- Clean-up castings by removing parting lines, flash, and stems. These can be removed by scraping with a hobby knife, filing, or using sand paper. I prefer filing, but in certain cases a hobby knife must be brought in to play.
- As you are cleaning up the castings, refer to the directions and become thoroughly acquainted with their placement. Dry fit the parts before you start construction.
- Parts may warp or become bent during shipment and should be straightened before construction. Be careful here, you don’t want to break those fragile parts.
- Clean the casting with solution water and a little dish liquid and let air dry.
- After the parts are thoroughly dry, I use a tweezers to transfer the parts to a piece of two-sided tape, and I then give them a good base coat.
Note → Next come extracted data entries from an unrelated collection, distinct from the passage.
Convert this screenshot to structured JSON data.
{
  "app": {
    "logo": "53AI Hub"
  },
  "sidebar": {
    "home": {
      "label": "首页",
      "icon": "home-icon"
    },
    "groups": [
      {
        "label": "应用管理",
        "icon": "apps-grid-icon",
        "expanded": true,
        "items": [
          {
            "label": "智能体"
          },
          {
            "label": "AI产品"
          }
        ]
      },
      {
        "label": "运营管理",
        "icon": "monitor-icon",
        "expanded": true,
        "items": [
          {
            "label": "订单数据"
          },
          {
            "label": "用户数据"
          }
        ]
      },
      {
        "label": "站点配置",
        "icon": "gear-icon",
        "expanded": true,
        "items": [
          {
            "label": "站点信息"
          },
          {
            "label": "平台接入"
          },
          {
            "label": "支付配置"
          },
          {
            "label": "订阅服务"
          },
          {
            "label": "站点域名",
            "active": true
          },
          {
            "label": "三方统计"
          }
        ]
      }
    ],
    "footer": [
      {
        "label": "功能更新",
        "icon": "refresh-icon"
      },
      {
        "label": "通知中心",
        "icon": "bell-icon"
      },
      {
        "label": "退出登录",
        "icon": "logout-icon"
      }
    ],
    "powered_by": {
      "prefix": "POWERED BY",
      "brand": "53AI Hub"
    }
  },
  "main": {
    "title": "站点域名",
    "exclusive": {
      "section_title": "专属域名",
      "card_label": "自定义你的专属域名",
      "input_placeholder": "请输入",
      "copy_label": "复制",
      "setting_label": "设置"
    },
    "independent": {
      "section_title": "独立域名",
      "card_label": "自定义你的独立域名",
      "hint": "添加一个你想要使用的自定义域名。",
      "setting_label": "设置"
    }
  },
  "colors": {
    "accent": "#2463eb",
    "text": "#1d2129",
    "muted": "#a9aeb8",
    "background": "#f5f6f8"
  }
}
I usually use grey spray paint, but white will work.
- Glue castings. I prefer “Super” glue, but a fast acting epoxy will also work. The detail I like about “Super” glue, is that it will adhere to a painted surface and it acts fast. When using a fast acting epoxy, both surfaces must be free from paint. By the way, if the part is going to receive some handing during play, then use epoxy. Epoxy will take a little longer to cure, but will produce a stronger bond.
- Paint the castings. Pick out details on the castings with contrasting colors. Some parts might be better served if they are painted before construction.
I have worked with many of Woodland Scenics Metal kits. Some like the outhouses have worked out very well, while others like the chicken coop did not go together without some difficulty.